Auf dem Rücken der Pferde liegt das Glück der Erde - so heißt es im Volksmund. Und auf dem Carolinenhof in Essen stimmt das auch: Dort erhalten Kinder mit einer geistigen Behinderung Reitunterricht.
Als Daniela im Sommer das erste Mal auf den Carolinenhof kam, zuckte sie beim Anblick eines krabbelnden Käfers zusammen. Auf der Stallgasse zwischen den Pferden bewegte sie sich ganz hektisch, wirkte rastlos. „Sie ist ein sehr ängstliches Kind“, beschreibt ihre Mutter Miroslawa Zywicka-Emeneh (36) die Achtjährige, die mit dem Down-Syndrom zur Welt kam. Sich auf eine Sache zu konzentrieren fällt Daniela schwer, sie braucht zudem viel Aufmerksamkeit. Klettert das Mädchen aber auf den Rücken des Isländers Teddy, sitzt sie ruhig und zufrieden hoch zu Ross, nichts kann sie ablenken.
„Anfangs haben wir Daniela selbst im langsamen Schritt festhalten müssen“, erinnert sich Randi Regener, Reitpädagogin im integrativen Reitstall in Kettwig. Heute hält Daniela die Zügel fest in den Händen, wenn Teddy an der Longe in der Halle trabt. Seine kleine Reiterin genießt die gleichmäßigen Bewegungen, die sie mit ihrem Körper mitgeht.
Das heilpädagogische Reiten hilft ihr, Gleichgewicht, Grundhaltung und Muskelspannung zu verbessern, erklärt die Pädagogin. Gleichzeitig dient das Pferd aber auch dazu, etwa ihre sprachliche Entwicklung zu fördern. „Der Weg zu den Kindern führt über das Pferd“, sagt Randi Regener. Daniela erzählt inzwischen, was sie zu Hause oder in der Schule erlebt hat.

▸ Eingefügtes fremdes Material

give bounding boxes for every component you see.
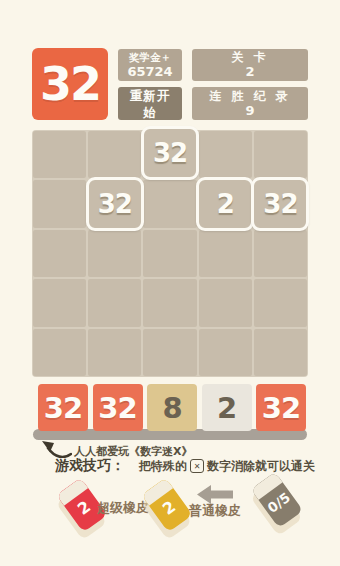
board-cell[interactable]	[143, 180, 196, 227]
super-eraser-label: 超级橡皮	[97, 499, 149, 517]
tray-tile-value: 32	[262, 391, 300, 425]
streak-value: 9	[192, 103, 308, 119]
board-tile[interactable]: 32	[251, 177, 309, 231]
board-cell[interactable]	[33, 279, 86, 326]
tip-text: 把特殊的 ✕ 数字消除就可以通关	[139, 458, 315, 475]
board-cell[interactable]	[143, 230, 196, 277]
tray-tile-value: 32	[98, 391, 136, 425]
board-cell[interactable]	[254, 329, 307, 376]
board-cell[interactable]	[33, 329, 86, 376]
tray-tile-value: 2	[217, 391, 236, 425]
board-cell[interactable]	[199, 230, 252, 277]
board-cell[interactable]	[88, 230, 141, 277]
game-board[interactable]: 3232232	[32, 130, 308, 377]
tray-tile[interactable]: 32	[38, 384, 88, 431]
tray-tile[interactable]: 8	[147, 384, 197, 431]
scholarship-box: 奖学金＋ 65724	[118, 49, 182, 81]
tip-line: 游戏技巧： 把特殊的 ✕ 数字消除就可以通关	[55, 457, 315, 475]
tray-tile[interactable]: 32	[256, 384, 306, 431]
board-cell[interactable]	[88, 279, 141, 326]
board-cell[interactable]	[199, 329, 252, 376]
board-cell[interactable]	[33, 230, 86, 277]
board-cell[interactable]	[254, 230, 307, 277]
board-cell[interactable]	[199, 279, 252, 326]
board-tile-value: 32	[263, 189, 297, 219]
board-tile-value: 32	[98, 189, 132, 219]
streak-label: 连 胜 纪 录	[192, 89, 308, 103]
free-uses-eraser: 0/5	[251, 472, 303, 528]
board-tile[interactable]: 32	[86, 177, 144, 231]
tray-tile-value: 8	[162, 391, 181, 425]
normal-eraser-item[interactable]: 2	[141, 478, 192, 533]
board-cell[interactable]	[33, 180, 86, 227]
board-tile[interactable]: 2	[196, 177, 254, 231]
level-box: 关 卡 2	[192, 49, 308, 81]
board-cell[interactable]	[254, 279, 307, 326]
pointer-left-arrow-icon	[197, 485, 233, 504]
restart-button[interactable]: 重新开始	[118, 87, 182, 120]
board-tile[interactable]: 32	[141, 126, 199, 180]
app-screen: 32 奖学金＋ 65724 重新开始 关 卡 2 连 胜 纪 录 9 32322…	[0, 0, 340, 566]
curved-arrow-icon	[42, 439, 72, 458]
scholarship-label: 奖学金＋	[118, 51, 182, 64]
board-cell[interactable]	[33, 131, 86, 178]
board-cell[interactable]	[88, 329, 141, 376]
streak-box: 连 胜 纪 录 9	[192, 87, 308, 120]
tray-tile-value: 32	[44, 391, 82, 425]
level-value: 2	[192, 64, 308, 80]
scholarship-value: 65724	[118, 64, 182, 80]
current-tile-preview: 32	[32, 48, 108, 120]
board-tile-value: 32	[153, 138, 187, 168]
tray-tile[interactable]: 32	[93, 384, 143, 431]
board-cell[interactable]	[199, 131, 252, 178]
target-number-icon: ✕	[190, 459, 204, 473]
board-cell[interactable]	[254, 131, 307, 178]
board-cell[interactable]	[88, 131, 141, 178]
normal-eraser-label: 普通橡皮	[189, 502, 241, 520]
current-tile-value: 32	[40, 57, 100, 111]
level-label: 关 卡	[192, 50, 308, 64]
tray-tile[interactable]: 2	[202, 384, 252, 431]
board-tile-value: 2	[217, 189, 234, 219]
board-cell[interactable]	[143, 279, 196, 326]
board-cell[interactable]	[143, 329, 196, 376]
tip-label: 游戏技巧：	[55, 457, 125, 475]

Lachend und jauchzend dreht Jerome (4) seine Runden seit der ersten Reitstunde. Seine Bewegungen sind wegen einer Spastik eingeschränkt, beim Reiten aber hält auch er nun sein Gleichgewicht auf dem Pferd. Gleichzeitig zeigt Jerome ganz deutlich, was er möchte und drückt das nun in Lauten verstärkt aus, sagt die Reitpädagogin. Denn die Pferde und der Unterricht stärken nicht nur Haltung und Bewegungen der Kinder, sie geben ihnen auch Selbstvertrauen.
Daniela erzählt gern: „Ich kann reiten“. Auf dem Pferderücken stellt sie sich sogar hin und reißt ihre Arme hoch. Bald soll sie die nächste, schnellere Gangart lernen und ihre Balance auch im Galopp trainieren. „Sie kann dann in die Gruppe wechseln und mit den anderen Kindern reiten“, sagt Randi Regener über Danielas Fortschritte. In Partnerübungen geht es unter anderem um Kooperation und Rücksicht.
Mit Teddy hat Daniela bereits gelernt, was das Pferd mag. Ruppig am Schweif zu reißen, findet Teddy nicht schön, hat ihr die Reitpädagogin beim Striegeln erklärt. Denn für Daniela gehört bereits vor dem Reiten der Umgang mit dem Tier zum wichtigen Ritual, um Handlungen zu planen, Strukturen und Regeln zu akzeptieren. So holt sie Teddy aus der Herde, bürstet sein dichtes, weiches Winterfell und schmiegt ihr Gesicht an den Pferdebauch, bevor sie seine Hufe auskratzt.
„Daran wäre anfangs gar nicht zu denken gewesen“, sagt Randi Regener. Oft falle es den Kindern leichter, aufs Pferd zu steigen, als sie zu streicheln. Daniela aber wächst an diesem Tag über sich hinaus, steckt Teddy zum ersten Mal eine Möhre ins Maul, die sie bis dahin auf den Boden geworfen hat: „Hier Teddy.“ Gehörigen Respekt vor den Pferden hat allein noch ihre Mutter.